- Theatrical release poster
- Directed by: Bruno Barreto
- Screenplay by: Ed Jones
- Based on: Farmer by Jim Harrison
- Produced by: Paul Hertzberg Amy Irving
- Starring: Dennis Hopper; Amy Irving; Amy Locane; Julie Harris; Gary Busey; Hal Holbrook;
- Cinematography: Declan Quinn
- Edited by: Bruce Cannon
- Music by: Bruce Broughton
- Production company: CineTel Films
- Distributed by: Fine Line Features
- Release date: March 29, 1996;
- Running time: 109 minutes
- Country: United States
- Language: English
- Box office: $290,978

= Carried Away (1996 film) =

Carried Away (also known as Acts of Love) is a 1996 American drama film directed by Bruno Barreto. It is based on the novel Farmer by Jim Harrison.

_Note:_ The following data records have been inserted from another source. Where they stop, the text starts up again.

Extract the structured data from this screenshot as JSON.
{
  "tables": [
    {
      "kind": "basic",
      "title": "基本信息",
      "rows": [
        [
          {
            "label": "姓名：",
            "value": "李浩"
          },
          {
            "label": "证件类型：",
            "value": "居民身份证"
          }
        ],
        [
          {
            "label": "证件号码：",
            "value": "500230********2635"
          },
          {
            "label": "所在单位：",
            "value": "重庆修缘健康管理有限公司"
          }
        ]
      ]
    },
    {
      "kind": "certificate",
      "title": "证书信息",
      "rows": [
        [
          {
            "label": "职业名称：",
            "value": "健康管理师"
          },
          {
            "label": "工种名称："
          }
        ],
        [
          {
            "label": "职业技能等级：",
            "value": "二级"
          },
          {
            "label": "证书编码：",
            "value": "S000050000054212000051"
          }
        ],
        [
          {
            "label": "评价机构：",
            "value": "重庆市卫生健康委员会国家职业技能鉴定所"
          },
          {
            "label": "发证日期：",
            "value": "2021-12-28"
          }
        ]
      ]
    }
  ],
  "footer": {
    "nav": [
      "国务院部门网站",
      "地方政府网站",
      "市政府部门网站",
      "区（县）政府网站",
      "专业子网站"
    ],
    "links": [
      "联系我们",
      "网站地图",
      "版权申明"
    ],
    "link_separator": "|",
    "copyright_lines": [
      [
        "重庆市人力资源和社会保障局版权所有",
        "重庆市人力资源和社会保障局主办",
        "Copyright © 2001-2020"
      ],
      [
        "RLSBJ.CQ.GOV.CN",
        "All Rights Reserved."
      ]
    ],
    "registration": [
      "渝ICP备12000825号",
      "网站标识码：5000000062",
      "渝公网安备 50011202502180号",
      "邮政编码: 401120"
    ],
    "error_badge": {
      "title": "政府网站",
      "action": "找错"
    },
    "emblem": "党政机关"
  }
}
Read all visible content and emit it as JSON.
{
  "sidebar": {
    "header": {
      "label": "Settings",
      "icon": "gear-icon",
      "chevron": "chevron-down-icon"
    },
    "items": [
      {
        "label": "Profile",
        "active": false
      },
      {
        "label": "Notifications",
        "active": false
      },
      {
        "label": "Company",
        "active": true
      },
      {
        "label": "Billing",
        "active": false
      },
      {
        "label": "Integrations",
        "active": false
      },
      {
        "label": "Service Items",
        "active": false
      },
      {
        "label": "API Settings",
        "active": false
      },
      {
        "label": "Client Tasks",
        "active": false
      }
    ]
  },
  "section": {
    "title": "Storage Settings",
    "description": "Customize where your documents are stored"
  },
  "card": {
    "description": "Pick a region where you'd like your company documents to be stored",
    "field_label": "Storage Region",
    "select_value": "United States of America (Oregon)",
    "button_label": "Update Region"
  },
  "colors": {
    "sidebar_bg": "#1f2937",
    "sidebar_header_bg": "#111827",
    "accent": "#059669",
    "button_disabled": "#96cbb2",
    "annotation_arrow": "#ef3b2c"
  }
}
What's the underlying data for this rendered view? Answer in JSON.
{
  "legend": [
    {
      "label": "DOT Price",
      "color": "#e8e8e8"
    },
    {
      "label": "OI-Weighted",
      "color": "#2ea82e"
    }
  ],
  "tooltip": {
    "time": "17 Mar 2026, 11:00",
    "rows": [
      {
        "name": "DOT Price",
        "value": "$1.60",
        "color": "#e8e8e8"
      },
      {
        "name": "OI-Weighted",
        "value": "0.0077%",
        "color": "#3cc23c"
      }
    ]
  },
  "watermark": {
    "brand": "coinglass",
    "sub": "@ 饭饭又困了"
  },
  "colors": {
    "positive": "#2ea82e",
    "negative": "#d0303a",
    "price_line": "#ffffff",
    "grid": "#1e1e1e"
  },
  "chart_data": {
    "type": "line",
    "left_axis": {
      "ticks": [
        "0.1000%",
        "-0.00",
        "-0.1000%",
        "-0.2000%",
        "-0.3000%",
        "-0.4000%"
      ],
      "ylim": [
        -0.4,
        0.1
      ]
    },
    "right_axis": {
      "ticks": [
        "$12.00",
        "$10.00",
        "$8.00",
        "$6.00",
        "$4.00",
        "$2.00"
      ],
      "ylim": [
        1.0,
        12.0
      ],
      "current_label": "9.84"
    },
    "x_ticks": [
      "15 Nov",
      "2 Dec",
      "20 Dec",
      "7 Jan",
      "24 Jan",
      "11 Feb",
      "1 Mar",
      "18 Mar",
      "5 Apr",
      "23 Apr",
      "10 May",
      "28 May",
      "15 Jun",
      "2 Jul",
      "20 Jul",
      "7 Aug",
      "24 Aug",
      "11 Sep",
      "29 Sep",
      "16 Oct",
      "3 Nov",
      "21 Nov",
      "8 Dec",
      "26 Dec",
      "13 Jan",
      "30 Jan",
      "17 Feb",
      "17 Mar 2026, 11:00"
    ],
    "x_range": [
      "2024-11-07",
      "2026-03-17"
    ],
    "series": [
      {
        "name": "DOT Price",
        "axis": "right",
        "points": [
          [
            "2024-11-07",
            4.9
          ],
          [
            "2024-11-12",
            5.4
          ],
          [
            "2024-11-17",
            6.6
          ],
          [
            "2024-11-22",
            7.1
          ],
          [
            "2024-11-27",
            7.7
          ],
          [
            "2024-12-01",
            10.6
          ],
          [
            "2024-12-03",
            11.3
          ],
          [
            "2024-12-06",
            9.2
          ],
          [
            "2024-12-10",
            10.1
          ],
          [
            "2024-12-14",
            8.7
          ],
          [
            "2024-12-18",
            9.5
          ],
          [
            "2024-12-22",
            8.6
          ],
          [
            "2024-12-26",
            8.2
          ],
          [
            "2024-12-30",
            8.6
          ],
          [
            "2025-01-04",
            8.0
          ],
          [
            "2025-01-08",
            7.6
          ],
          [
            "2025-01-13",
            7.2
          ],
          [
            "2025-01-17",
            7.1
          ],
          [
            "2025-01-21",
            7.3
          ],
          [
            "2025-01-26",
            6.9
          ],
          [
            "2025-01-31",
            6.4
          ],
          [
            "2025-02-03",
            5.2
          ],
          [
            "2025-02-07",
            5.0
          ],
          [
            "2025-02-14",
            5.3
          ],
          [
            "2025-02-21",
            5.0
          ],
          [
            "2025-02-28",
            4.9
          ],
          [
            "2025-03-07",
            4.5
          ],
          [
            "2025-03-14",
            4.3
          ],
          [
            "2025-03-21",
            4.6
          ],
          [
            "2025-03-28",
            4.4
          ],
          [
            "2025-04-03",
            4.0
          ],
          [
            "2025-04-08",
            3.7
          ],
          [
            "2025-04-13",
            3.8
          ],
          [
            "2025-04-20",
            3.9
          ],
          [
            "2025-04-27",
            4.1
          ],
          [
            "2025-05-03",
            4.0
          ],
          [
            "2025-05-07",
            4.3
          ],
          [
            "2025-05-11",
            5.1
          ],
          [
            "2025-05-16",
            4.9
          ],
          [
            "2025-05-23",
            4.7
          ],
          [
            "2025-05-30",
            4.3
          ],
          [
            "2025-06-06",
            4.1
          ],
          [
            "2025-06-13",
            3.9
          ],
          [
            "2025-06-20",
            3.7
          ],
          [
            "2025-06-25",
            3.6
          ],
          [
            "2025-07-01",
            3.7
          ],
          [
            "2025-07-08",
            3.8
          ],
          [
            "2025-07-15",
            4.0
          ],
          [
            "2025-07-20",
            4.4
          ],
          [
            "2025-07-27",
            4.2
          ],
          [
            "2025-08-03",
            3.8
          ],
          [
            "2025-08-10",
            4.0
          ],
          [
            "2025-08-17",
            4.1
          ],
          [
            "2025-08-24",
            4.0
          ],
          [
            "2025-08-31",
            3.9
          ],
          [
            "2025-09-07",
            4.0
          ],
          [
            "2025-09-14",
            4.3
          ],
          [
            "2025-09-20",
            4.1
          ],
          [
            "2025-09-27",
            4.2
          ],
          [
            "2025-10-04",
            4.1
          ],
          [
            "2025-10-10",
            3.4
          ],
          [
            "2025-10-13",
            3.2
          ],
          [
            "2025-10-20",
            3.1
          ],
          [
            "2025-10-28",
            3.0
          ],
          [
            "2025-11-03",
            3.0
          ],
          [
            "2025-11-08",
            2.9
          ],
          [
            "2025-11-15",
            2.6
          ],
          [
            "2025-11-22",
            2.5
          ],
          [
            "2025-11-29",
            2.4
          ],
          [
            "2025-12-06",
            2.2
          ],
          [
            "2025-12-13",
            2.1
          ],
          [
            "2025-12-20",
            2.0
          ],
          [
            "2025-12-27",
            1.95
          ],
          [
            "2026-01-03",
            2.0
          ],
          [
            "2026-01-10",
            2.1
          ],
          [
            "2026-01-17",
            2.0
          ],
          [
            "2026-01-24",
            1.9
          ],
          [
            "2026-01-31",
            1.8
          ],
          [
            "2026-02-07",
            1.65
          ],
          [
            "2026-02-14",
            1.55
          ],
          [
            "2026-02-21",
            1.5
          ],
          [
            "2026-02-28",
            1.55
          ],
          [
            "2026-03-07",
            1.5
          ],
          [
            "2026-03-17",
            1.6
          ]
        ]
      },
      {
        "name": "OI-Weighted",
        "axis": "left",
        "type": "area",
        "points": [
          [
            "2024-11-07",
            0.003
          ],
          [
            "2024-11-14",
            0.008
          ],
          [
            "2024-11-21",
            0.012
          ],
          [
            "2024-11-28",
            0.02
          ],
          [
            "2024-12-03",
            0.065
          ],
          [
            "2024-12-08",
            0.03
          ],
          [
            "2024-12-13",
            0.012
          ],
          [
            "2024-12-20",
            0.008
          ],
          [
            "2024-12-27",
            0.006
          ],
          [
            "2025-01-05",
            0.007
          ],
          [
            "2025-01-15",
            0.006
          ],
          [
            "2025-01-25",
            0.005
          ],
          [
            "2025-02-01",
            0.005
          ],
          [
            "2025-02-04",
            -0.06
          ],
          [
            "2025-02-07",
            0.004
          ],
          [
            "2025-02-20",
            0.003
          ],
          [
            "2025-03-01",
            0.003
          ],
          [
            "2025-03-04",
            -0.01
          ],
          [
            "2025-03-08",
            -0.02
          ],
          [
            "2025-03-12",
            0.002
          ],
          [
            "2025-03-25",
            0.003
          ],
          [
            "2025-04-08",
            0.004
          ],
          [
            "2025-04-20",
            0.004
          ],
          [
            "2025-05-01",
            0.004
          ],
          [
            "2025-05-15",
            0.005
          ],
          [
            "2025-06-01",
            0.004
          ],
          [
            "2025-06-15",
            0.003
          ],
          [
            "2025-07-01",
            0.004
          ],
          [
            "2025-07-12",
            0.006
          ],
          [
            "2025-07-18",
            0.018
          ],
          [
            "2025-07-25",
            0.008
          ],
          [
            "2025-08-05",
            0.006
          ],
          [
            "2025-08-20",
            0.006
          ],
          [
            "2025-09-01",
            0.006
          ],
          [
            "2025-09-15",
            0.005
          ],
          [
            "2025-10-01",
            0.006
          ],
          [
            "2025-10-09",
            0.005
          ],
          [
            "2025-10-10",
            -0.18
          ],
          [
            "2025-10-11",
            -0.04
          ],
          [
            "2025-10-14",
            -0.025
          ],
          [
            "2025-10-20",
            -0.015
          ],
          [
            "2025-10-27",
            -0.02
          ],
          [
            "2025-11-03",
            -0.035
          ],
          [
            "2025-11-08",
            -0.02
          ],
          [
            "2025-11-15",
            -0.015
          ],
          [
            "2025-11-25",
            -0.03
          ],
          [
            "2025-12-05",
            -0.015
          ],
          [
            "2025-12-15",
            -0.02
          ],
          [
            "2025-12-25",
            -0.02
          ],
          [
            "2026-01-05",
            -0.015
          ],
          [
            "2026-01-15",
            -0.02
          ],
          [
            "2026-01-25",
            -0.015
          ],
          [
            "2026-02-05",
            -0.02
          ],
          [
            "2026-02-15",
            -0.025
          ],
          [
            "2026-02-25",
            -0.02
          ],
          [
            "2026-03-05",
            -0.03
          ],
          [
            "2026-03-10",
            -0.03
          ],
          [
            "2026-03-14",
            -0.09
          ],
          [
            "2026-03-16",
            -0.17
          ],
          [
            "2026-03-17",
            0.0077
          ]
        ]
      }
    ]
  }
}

The film stars Dennis Hopper, Amy Irving (Barreto's then wife), Gary Busey, and Amy Locane. The tagline reads "No love is safe from desire".

==Plot==
Joseph Svenden is a middle-aged schoolteacher who lives on a farm with his dying mother. In his simple life there is no excitement, even in his long-time relationship with a widow. However, when a beautiful 17-year-old girl enrolls in his class, life takes an unexpected turn. She boards her horse in his barn, and they flirt. They carry on a furtive relationship which leaves him torn between passion and knowing that he is doing something wrong. When their relationship becomes public, many different reactions ensue.

==Cast==
- Dennis Hopper as Joseph Svenden
- Todd Duffey as Young Joseph Svenden
- Amy Irving as Rosealee Henson
- Amy Locane as Catherine Wheeler
- Julie Harris as Joseph's Mother
- Gary Busey as Major Nathan Wheeler
- Hal Holbrook as Dr. Evans
- Christopher Pettiet as Robert Henson
- Priscilla Pointer as Lily Henson
- Gail Cronauer as Beverly
- Alissa Alban as School Board Superintendent
- E.J. Morris as School Board Woman
- Joe Stevens as School Board Man
- Connie Cooper as Charlotte
- Eleese Lester as Marie
- Doug Jackson as Frank
- Karen Churchill

==Production==
Amy Irving revealed that her sex scene with Dennis Hopper was heavily edited.